Would anyone be able to explain (in a simple way) what 'analog' refers to in graphic design, and what falls under that label? (i.e. 'analog vs digital design')

Hello all!

  1. I’m writing a paper on the resurgence of handmade, or elements of it, in graphic design [in contrast to digital design] and know what ‘analog’ loosely means, but couldn’t explain it if someone were to ask me and am not confident on the term. How does it relate to ‘handmade’ or elements of it, and in what ways is it different?

Does ‘analog’ refer to print design, or the process of hands-on techniques whilst designing? (i.e. die-cut, handdrawn elements, cutting/tearing, traditional media)

  1. Side note: Any resources that may be of interest on the handmade ‘revival’ in graphic design (not just typography) and the mix of digital/handcrafted elements in present day design would be welcome too! I have researched and researched and am going in circles a bit now.

Thanks to anyone who took the time to read this :slight_smile:

Clare

In theory, any print process that applies ink in a mechanical process could be considered analog, where any print process that uses “inkjet” technology would be considered digital.
For instance with silk screening, even on a mechanical press, ink is still squeegeed onto the receiving surface, whereas something like direct-to-garment printing spews ink through digitally controlled print heads.

You won’t find much analog any more on the backend though unless you go all the way back to handset type. Everything is pretty much set up using a computer file to make the films for the plates or screens.

That example I gave you of the scenic artists, the painters who do hand-painted drops are “analog” while the 40’ prints I do are “digital,” and the video projection taking the place of my 40’ prints is also digital to the point of being multi-media.

In my industry, analog can also refer to the hands-on process of assembling various materials into a thing. For instance, look at this picture:
https://www.smm.org/exhibitservices/exhibit-planning
When you look at that, what is digital and what is analog?
Is the model analog while the touch screens on the rails outside it’s case are digital?
Or is the model digital because the contours of the topography were likely cut on a CNC router table?
Assume the text on the panel in the upper left is silk screened on a handpainted board.
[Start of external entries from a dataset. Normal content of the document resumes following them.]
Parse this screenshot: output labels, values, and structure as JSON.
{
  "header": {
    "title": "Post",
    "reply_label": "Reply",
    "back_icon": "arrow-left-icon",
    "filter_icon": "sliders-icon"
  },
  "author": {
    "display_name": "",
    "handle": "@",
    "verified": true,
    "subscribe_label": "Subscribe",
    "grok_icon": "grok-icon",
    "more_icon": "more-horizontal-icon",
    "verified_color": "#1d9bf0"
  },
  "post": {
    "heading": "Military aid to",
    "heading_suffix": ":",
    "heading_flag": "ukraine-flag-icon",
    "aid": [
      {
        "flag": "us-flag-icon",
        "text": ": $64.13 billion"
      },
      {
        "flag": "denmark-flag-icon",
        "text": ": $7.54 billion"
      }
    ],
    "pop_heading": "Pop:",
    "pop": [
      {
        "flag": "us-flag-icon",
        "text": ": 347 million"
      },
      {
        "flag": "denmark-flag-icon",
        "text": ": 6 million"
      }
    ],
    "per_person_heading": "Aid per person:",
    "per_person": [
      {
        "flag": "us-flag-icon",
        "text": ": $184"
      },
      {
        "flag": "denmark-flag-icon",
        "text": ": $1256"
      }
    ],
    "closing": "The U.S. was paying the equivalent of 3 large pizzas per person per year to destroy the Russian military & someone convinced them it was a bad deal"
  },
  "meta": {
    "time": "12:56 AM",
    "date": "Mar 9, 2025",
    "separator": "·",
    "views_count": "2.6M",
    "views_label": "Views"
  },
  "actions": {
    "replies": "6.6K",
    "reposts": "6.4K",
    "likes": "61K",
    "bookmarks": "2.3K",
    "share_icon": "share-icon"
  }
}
Is that analog or digital?
The mural is obviously a digital print. The little irrigation gate display in front of it is analog.

Another area I work in often is with interactive exhibits.
Analog vs digital there might be more along the divide where the exhibit is mechanical rather than video driven.

We recently did a series of exhibits that went into historical homes or museums where using video would have been extremely anachronistic. Historical children’s skill games and non-electric interactives were used. Alternatively, in some recent science exhibits, everything interactive was controlled by touchscreen or with video game control type of interfaces.

Like design, the choice has to suit the intended message.

If you use a computer in the design process, it’s digital artwork. If you draw a picture with a pencil, that’s analog but if you scan it into PhotoShop (other image manipulation software is available) it becomes digital. Your original picture is still analog, but the scan is a digital artefact.

If you cut a woodblock and then ink it up and print from it in a block press, that’s all analog.

This past week, I needed to draw a B&W illustration of a mountain lion. I started out by collecting various digital images for reference. I printed them out to analog form, then sketched the animal with a pencil. I needed to refine it, so I scanned my analog sketch then digitally reworked it in Photoshop. I printed it out on a laser printer. Using tracing paper and a black Sharpie, I drew a largely final analog rendering of the animal. At that point, I scanned in the print and digitally redrew it in Illustrator. The final illustration will be used both online digitally and on printed on analog caution signs.

Simply put, computers are digital. Everything else is analog. The processes involved in creating something can be one or the other or combinations of both, which is also true of the final product.